2. FW-L2: Stop Semantics Simplification

  • Goal: Deprecate confusing --mode soft|hard, --capture-id, and --graceful flags. Make graceful shutdown and metadata capture the standard default behavior. Clarify the destructive --purge-conversation option.
  • Implementation:
    • In skills/tmux-agent-orchestrate-stop/scripts/stop_session.sh:
      • Deprecated --mode, --capture-id, and --graceful arguments. Passing these flags now raises an error informing the user that they are deprecated.
      • Default behavior is now equivalent to the previous stop mode: it gracefully exits the agent TUI, shuts down tmux, captures conversation IDs, and updates status to stopped (instead of terminated).
      • Added custom reasons via --reason (still defaults to manual_stop).
      • --purge-conversation is retained as a destructive option to purge conversation databases and JSONLs from disk. When purged, status transitions to terminated and resumable is set to False.
    • In skills/tmux-agent-orchestrate-stop/SKILL.md:
      • Re-wrote the stop documentation, removed deprecated options, and aligned with the new semantics.
    • Stale Documentation Cleanup:
      • Cleaned up outdated references to --capture-id/--graceful in resume/SKILL.md and monitor/SKILL.md.
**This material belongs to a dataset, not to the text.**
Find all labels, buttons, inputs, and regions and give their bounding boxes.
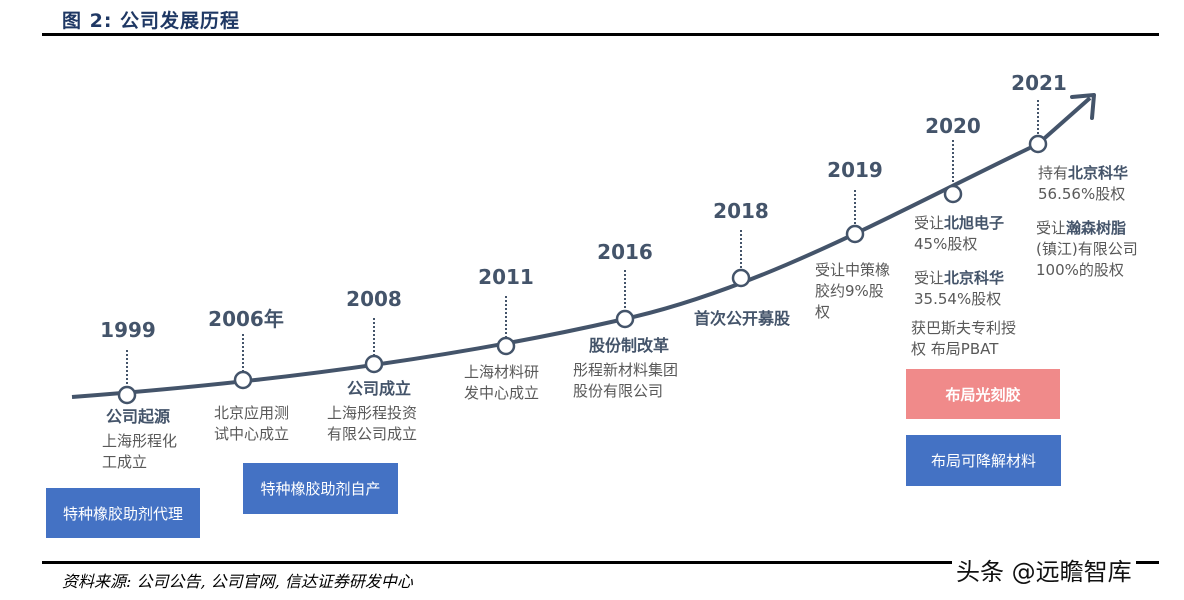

Verification Checklist for Reviewers

  1. Does the SQLite schema creation/modification in lib.sh preserve concurrency safety (e.g. WAL mode, BEGIN IMMEDIATE, commit/rollback)?
  2. Do the O(1) optimizations in lib.sh (resolve_tmux_server, find_workspace_uuid, is_already_stopped) fallback safely to YAML/state-blob if the SQLite DB is missing or in old schema format?
  3. Are the stop options properly simplified in stop_session.sh, and does the default behavior work cleanly with the database/YAML update flow?
  4. Are there any edge cases where reconcile.sh or status.sh might fail when DB is newly initialized?

Please perform a code review on these changes and reply with either a detailed feedback/corrections or a PASS.